Novel spoIIE Mutation That Causes Uncompartmentalized σ F Activation in Bacillus subtilis

Abstract

ABSTRACT During sporulation, Bacillus subtilis undergoes an asymmetric division that results in two cells with different fates, the larger mother cell and the smaller forespore. The protein phosphatase SpoIIE, which is required for activation of the forespore-specific transcription factor σ F , is also required for optimal efficiency and timing of asymmetric division. We performed a genetic screen for spoIIE mutants that were impaired in sporulation but not σ F activity and isolated a strain with the mutation spoIIEV697A . The mutant exhibited a 10- to 40-fold reduction in sporulation and a sixfold reduction in asymmetric division compared to the parent. Transcription of the σ F -dependent spoIIQ promoter was increased more than 10-fold and was no longer confined to the forespore. The excessive σ F activity persisted even when asymmetric division was prevented.
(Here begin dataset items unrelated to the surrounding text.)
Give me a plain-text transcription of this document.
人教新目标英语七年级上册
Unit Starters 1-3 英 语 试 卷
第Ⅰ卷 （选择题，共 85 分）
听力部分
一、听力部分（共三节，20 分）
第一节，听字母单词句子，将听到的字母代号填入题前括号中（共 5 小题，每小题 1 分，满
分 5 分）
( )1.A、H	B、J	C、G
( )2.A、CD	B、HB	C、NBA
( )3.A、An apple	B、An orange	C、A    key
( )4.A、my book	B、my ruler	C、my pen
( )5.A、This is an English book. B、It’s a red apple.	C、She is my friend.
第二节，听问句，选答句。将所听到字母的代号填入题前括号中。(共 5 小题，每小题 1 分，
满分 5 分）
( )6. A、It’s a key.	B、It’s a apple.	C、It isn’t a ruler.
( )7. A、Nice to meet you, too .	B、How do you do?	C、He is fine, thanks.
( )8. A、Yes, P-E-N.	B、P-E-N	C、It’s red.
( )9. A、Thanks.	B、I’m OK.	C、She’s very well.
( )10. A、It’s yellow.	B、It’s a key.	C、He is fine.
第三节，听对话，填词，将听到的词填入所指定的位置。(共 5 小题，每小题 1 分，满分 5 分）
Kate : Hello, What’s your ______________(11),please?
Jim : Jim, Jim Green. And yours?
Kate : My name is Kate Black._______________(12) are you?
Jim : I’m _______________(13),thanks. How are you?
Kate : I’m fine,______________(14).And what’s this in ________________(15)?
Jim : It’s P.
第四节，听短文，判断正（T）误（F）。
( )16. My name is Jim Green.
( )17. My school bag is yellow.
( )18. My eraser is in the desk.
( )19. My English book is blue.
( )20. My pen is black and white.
Disruption of spoIIGB did not restore asymmetric division to the spoIIEV697A mutant, indicating that the deficiency is not a consequence of predivisional activation of the mother cell-specific transcription factor σ E . Deletion of the gene encoding σ F ( spoIIAC) restored asymmetric division; however, a mutation that dramatically reduced the number of promoters responsive to σ F , spoIIAC561 ( spoIIACV233 M ), failed to do so. This result suggests that the block is due to expression of one of the small subset of σ F -dependent genes expressed in this background or to unregulated interaction of σF with some other factor. Our results indicate that regulation of SpoIIE plays a critical role in coupling asymmetric division to σ F activation in order to ensure proper spatial and temporal expression of forespore-specific genes.